During the long history of human interactions with the land, many cultures and beliefs have shaped our relationship. Early European settlers may have created the systems of property, borders and extraction that are familiar to us today, but they were not the first humans to live with and within these lands. Indigenous beliefs, cultures and actions reveal additional relationships and histories of the stolen land that we call home today. We hope this theme reminds us that the land that is now called Indiana was and is the ancestral home of the Myaamia (Miami), Lenape (Delaware), Očhéthi Šakówiŋ (Sioux), Kiikaapoi (Kickapoo), Shawandasse Tula (Shawanwaki/Shawnee), 𐓏𐒰𐓓𐒰𐓓𐒷 𐒼𐓂𐓊𐒻 𐓆𐒻𐒿𐒷 𐓀𐒰^𐓓𐒰^ (Osage), Peoria, Kaskaskia and Bodéwadmiké (Potawatomi) peoples. In acknowledging the ongoing process of colonialism, we honor the tribes forcibly removed from this land and stand in solidarity and support with Indigenous peoples. We are humbled and inspired by the beauty, strength, resilience and sustainability of Indigenous communities, and we hope you’ll work alongside us to continually learn from Indigenous ways of living in partnership with the land and its other inhabitants as we look to the future. 

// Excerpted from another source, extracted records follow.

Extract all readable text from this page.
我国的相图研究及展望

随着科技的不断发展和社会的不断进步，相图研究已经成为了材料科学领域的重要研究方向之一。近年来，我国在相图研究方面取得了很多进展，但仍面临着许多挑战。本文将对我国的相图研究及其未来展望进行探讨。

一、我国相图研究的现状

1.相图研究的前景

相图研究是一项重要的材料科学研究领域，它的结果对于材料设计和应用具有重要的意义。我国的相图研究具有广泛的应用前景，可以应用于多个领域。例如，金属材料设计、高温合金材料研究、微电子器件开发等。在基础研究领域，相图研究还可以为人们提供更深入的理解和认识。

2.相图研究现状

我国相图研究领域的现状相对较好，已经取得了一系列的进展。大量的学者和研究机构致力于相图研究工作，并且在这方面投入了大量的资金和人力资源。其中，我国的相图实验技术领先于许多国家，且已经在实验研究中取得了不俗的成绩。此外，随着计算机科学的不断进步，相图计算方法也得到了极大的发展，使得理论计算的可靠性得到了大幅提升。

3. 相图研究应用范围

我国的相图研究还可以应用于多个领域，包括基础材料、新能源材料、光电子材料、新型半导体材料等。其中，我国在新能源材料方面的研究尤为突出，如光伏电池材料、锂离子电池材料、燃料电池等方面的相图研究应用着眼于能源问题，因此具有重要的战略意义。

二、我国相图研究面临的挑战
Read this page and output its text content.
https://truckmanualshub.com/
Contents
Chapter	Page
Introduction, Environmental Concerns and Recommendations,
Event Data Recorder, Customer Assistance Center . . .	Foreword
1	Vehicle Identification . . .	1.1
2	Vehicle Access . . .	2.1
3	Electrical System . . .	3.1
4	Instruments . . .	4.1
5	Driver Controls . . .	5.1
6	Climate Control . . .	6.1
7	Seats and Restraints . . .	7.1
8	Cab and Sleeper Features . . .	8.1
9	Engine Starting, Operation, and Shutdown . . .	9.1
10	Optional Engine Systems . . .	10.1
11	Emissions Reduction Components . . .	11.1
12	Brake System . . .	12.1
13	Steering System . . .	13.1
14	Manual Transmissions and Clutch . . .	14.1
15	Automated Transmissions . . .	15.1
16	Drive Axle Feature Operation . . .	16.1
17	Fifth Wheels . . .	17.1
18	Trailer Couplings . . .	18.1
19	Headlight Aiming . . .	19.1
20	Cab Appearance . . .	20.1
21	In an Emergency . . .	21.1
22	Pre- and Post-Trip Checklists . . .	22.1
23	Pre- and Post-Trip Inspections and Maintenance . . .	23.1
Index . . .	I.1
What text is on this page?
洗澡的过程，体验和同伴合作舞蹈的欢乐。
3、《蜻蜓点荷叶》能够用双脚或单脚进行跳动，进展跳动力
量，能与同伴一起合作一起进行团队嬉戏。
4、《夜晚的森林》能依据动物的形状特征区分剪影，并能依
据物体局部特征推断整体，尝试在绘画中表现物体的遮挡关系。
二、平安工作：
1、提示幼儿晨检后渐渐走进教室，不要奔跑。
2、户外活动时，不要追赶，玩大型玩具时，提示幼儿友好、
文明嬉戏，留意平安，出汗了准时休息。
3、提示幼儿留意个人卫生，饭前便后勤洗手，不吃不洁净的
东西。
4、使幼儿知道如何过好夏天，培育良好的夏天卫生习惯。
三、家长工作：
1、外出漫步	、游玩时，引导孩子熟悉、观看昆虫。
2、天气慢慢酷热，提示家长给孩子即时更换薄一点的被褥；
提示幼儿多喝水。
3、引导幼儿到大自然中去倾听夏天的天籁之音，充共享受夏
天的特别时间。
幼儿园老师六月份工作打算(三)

Finally, Unearthed asks us to contemplate what it’s like to live in the Anthropocene, a geological epoch defined by unprecedented human impact on all of Earth’s natural systems. The Anthropocene forces us to look at the ways in which human activities have changed the entire planet—our rivers and oceans, prairies and mountains, air and soil—perhaps irreparably. In 1920 Indiana’s first state forester Charles C. Deam asked, “During the century of our existence, we have spent the rich endowments nature gave us. The next generation will not have our resources. Are we planning to bequeath something to the people of the next century? Will they expect it? Can they rightly do so?” The humanities can help us contemplate Deam’s call from a century ago. How would you answer these questions today? What can future generations expect from us? Are we being good ancestors?

These are the themes we’ll be exploring over the next few years with Unearthed. We hope that you’ll join us in discovering the places that have inspired generations of Hoosiers to write, create, explore, study, save, steward and love this land.